The traditional theory has been that that would be less robust, not
more so.  Child backends are (mostly) able to carry out queries whether
or not the postmaster is around.  True, you can't make new connections,
but how does killing the existing children make that better?
        regards, tom lane



On Fri, Jun 21, 2013 at 5:44 PM, Tom Lane <tgl@sss.pgh.pa.us> wrote:
> Alvaro Herrera <alvherre@2ndquadrant.com> writes:
>> Andres Freund escribió:
>>> What we could do to improve the robustness a bit - at least on linux -
>>> is to prctl(PR_SET_PDEATHSIG, SIGKILL) which would cause children to be
>>> killed if the postmaster goes away...
>
>> This is an interesting idea (even if it has no relationship to the patch
>> at hand).
>
> The traditional theory has been that that would be less robust, not
> more so.  Child backends are (mostly) able to carry out queries whether
> or not the postmaster is around.

I think that's the Tom Lane theory.  The Robert Haas theory is that if
the postmaster has died, there's no reason to suppose that it hasn't
corrupted shared memory on the way down, or that the system isn't
otherwise heavily fuxxored in some way.

> True, you can't make new connections,
> but how does killing the existing children make that better?

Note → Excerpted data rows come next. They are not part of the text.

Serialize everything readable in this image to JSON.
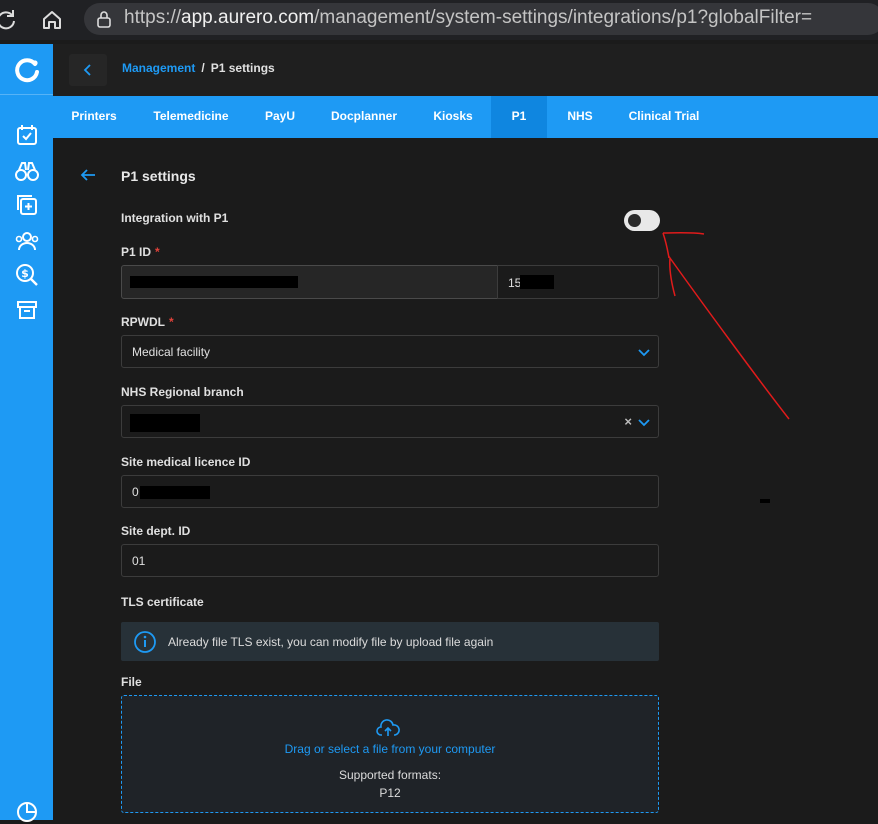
{
  "browser": {
    "url_host": "app.aurero.com",
    "url_prefix": "https://",
    "url_path": "/management/system-settings/integrations/p1?globalFilter="
  },
  "breadcrumb": {
    "parent": "Management",
    "separator": "/",
    "current": "P1 settings"
  },
  "tabs": [
    {
      "label": "Printers"
    },
    {
      "label": "Telemedicine"
    },
    {
      "label": "PayU"
    },
    {
      "label": "Docplanner"
    },
    {
      "label": "Kiosks"
    },
    {
      "label": "P1",
      "active": true
    },
    {
      "label": "NHS"
    },
    {
      "label": "Clinical Trial"
    }
  ],
  "page": {
    "title": "P1 settings",
    "integration_label": "Integration with P1",
    "integration_enabled": false,
    "p1_id_label": "P1 ID",
    "p1_id_required": "*",
    "p1_id_suffix_value": "15",
    "rpwdl_label": "RPWDL",
    "rpwdl_required": "*",
    "rpwdl_value": "Medical facility",
    "nhs_branch_label": "NHS Regional branch",
    "nhs_branch_clear": "×",
    "licence_label": "Site medical licence ID",
    "licence_value": "0",
    "dept_label": "Site dept. ID",
    "dept_value": "01",
    "tls_label": "TLS certificate",
    "tls_info": "Already file TLS exist, you can modify file by upload file again",
    "file_label": "File",
    "dropzone_link": "Drag or select a file from your computer",
    "dropzone_formats": "Supported formats:",
    "dropzone_ext": "P12"
  },
  "colors": {
    "accent": "#1e9af4",
    "annotation": "#e01b1b"
  }
}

It allows you to start a new postmaster in a timely fashion, instead
of waiting for an idle connection that may not ever terminate without
operator intervention.

Even if it were possible to start a new postmaster that attached to
the existing shared memory segment and began spawning new children, I
think I'd be heavily in favor of killing the old ones off first and
doing a full system reset just for safety.  But it isn't, so what you
get is a crippled system that never recovers without operator
intervention.  And note that I'm not talking about "pg_ctl restart";
that fails because the children have the shmem segment still attached
and the postmaster, which is the only thing listed in the PID file, is
already dead.  I'm talking about "killall -9 postgres", at least.

--
Robert Haas
EnterpriseDB: http://www.enterprisedb.com
The Enterprise PostgreSQL Company



From: "Robert Haas" <robertmhaas@gmail.com>On Thu, Jun 20, 2013 at 12:33 PM, Alvaro Herrera
> <alvherre@2ndquadrant.com> wrote:
>> I will go with 5 seconds, then.
>
> I'm uncomfortable with this whole concept, and particularly with such
> a short timeout.  On a very busy system, things can take a LOT longer
> than they think we should; it can take 30 seconds or more just to get
> a prompt back from a shell command.  5 seconds is the blink of an eye.

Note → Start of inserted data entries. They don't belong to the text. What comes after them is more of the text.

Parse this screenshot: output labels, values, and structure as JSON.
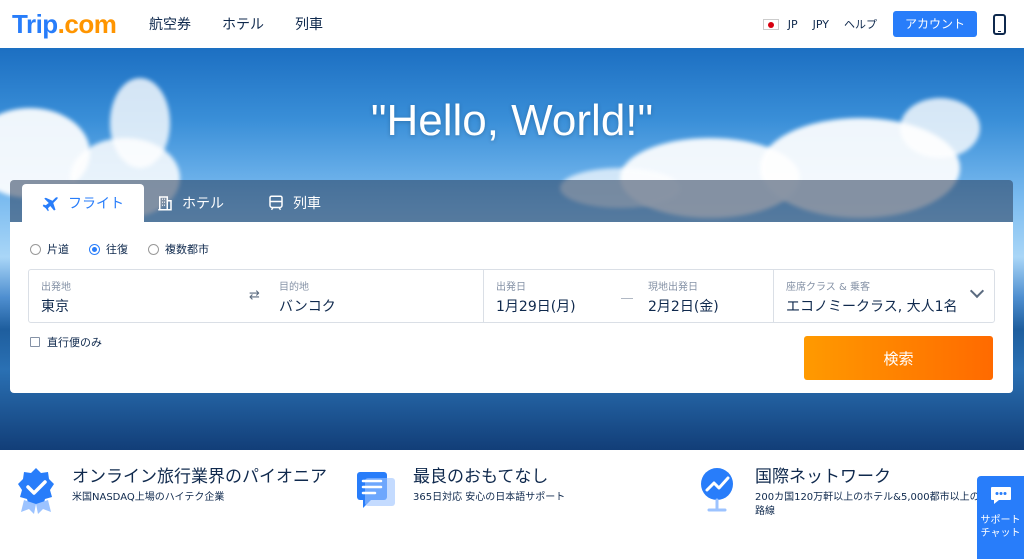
{
  "header": {
    "logo": "Trip",
    "logo_suffix": ".com",
    "nav": [
      "航空券",
      "ホテル",
      "列車"
    ],
    "language": "JP",
    "currency": "JPY",
    "help": "ヘルプ",
    "account_button": "アカウント"
  },
  "hero": {
    "headline": "\"Hello, World!\""
  },
  "search": {
    "tabs": [
      "フライト",
      "ホテル",
      "列車"
    ],
    "trip_types": [
      "片道",
      "往復",
      "複数都市"
    ],
    "selected_trip_type": "往復",
    "origin_label": "出発地",
    "origin_value": "東京",
    "destination_label": "目的地",
    "destination_value": "バンコク",
    "depart_label": "出発日",
    "depart_value": "1月29日(月)",
    "return_label": "現地出発日",
    "return_value": "2月2日(金)",
    "cabin_label": "座席クラス & 乗客",
    "cabin_value": "エコノミークラス, 大人1名",
    "direct_only": "直行便のみ",
    "search_button": "検索"
  },
  "features": [
    {
      "title": "オンライン旅行業界のパイオニア",
      "subtitle": "米国NASDAQ上場のハイテク企業",
      "icon": "badge-check-icon"
    },
    {
      "title": "最良のおもてなし",
      "subtitle": "365日対応 安心の日本語サポート",
      "icon": "chat-doc-icon"
    },
    {
      "title": "国際ネットワーク",
      "subtitle": "200カ国120万軒以上のホテル&5,000都市以上の路線",
      "icon": "globe-chart-icon"
    }
  ],
  "support_chat": "サポートチャット",
  "colors": {
    "brand_blue": "#287dfa",
    "accent_orange": "#ff7f00",
    "text_navy": "#0f294d"
  }
}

I'm comfortable with 5 seconds.  We are talking about the interval between 
sending SIGQUIT to the children and then sending SIGKILL to them.  In most 
situations, the backends should terminate immediately.  However, as I said a 
few months ago, ereport() call in quickdie() can deadlock indefinitely. 
This is a PostgreSQL's bug.  In addition, Tom san was concerned that some 
PLs (PL/Perl or PL/Python?) block SIGQUIT while executing the UDF, so they 
may not be able to respond to the immediate shutdown request.

What DBAs want from "pg_ctl stop -mi" is to shutdown the database server as 
immediately as possible.  So I think 5 second is reasonable.

Regards
MauMau




From: "Robert Haas" <robertmhaas@gmail.com>
> On Fri, Jun 21, 2013 at 2:55 PM, Tom Lane <tgl@sss.pgh.pa.us> wrote:
>> Robert Haas <robertmhaas@gmail.com> writes:
>>> More generally, what do we think the point is of sending SIGQUIT
>>> rather than SIGKILL in the first place, and why does that point cease
>>> to be valid after 5 seconds?
>>
>> Well, mostly it's about telling the client we're committing hara-kiri.
>> Without that, there's no very good reason to run quickdie() at all.
>
> That's what I thought, too.  It seems to me that if we think that's
> important, then it's important even if it takes more than 5 seconds
> for some reason.

I guess Tom san is saying "we should be as kind as possible to the client, 
so try to notify the client of the shutdown".  Not complete kindness. 
Because the DBA requested immediate shutdown by running "pg_ctl stop -mi", 
the top priority is to shutdown the database server as immediately as 
possible.  The idea here is to try to be friendly to the client as long as 
the DBA can stand.  That's tthe 5 second.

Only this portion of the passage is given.